Intel Corp. shares bucked the chips rout on Wednesday, rising as much as 8.2 per cent on speculations that the company could benefit from policies under either a Biden or Trump administration.
Chip stocks plunged on worries over trade curbs on companies giving China access to advanced semiconductor technology.
The Philadelphia Semiconductor Index sank 4 per cent.
According to a Bloomberg report, the Biden administration has told US allies, including the Netherlands, that it is considering using the most severe trade restrictions available if companies such as Tokyo Electron and ASML continue giving China access to advanced semiconductor technology.

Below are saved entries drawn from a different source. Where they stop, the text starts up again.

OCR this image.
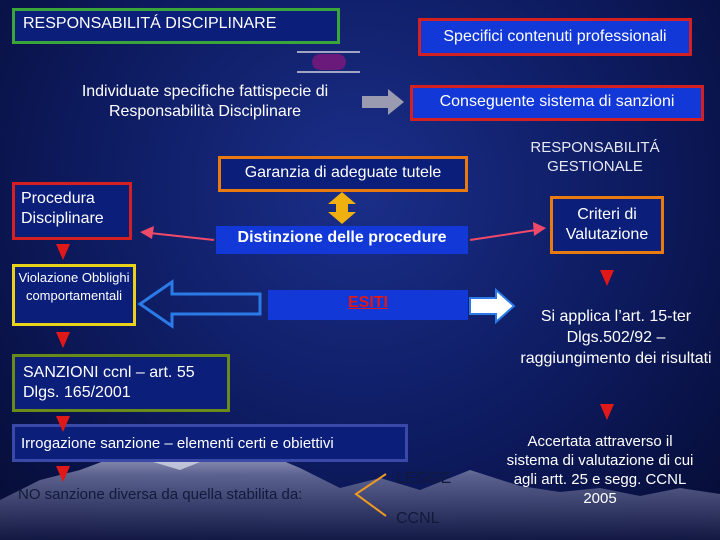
RESPONSABILITÁ DISCIPLINARE
Specifici contenuti professionali
Individuate specifiche fattispecie di Responsabilità Disciplinare
Conseguente sistema di sanzioni
RESPONSABILITÁ GESTIONALE
Garanzia di adeguate tutele
Procedura Disciplinare	Criteri di Valutazione
Distinzione delle procedure
Violazione Obblighi comportamentali	ESITI
Si applica l’art. 15-ter Dlgs.502/92 – raggiungimento dei risultati
SANZIONI ccnl – art. 55 Dlgs. 165/2001
Irrogazione sanzione – elementi certi e obiettivi	Accertata attraverso il sistema di valutazione di cui agli artt. 25 e segg. CCNL 2005
NO sanzione diversa da quella stabilita da:
LEGGE
CCNL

The US is also weighing additional sanctions on specific Chinese chip companies linked to Huawei Technologies Co., the report said.
Meanwhile, former US president Donald Trump told Bloomberg Businessweek that Taiwan should pay the US for its defense as it does not give the country anything, sending TSMC’s US-listed shares down 6 per cent.
“Taiwan took our chip business from us,” he said in an interview with Bloomberg Businessweek.
Taiwan Semiconductor Manufacturing Co. is the world’s largest contract chip maker and leading supplier of advanced processors that power everything from AI applications to fighter jets.
Most American semiconductor companies are heavily reliant on business with China.
Intel has been investing heavily to restore its lost manufacturing edge since it fell behind TSMC. It is also one of the biggest beneficiaries of US Chips Act with $19.5 billion in federal grants and loans and hopes to secure another $25 billion in tax breaks.
Wall street
The Nasdaq tumbled more than 2 per cent on Wednesday, pulled down by megacap chip and tech stocks.
At 12:11 p.m. ET, the Dow Jones Industrial Average was up 224.37 points, or 0.55 per cent, at 41,178.85, the S&P 500 was down 71.22 points, or 1.26 per cent, at 5,595.98, and the Nasdaq Composite was down 487.64 points, or 2.63 per cent, at 18,021.70.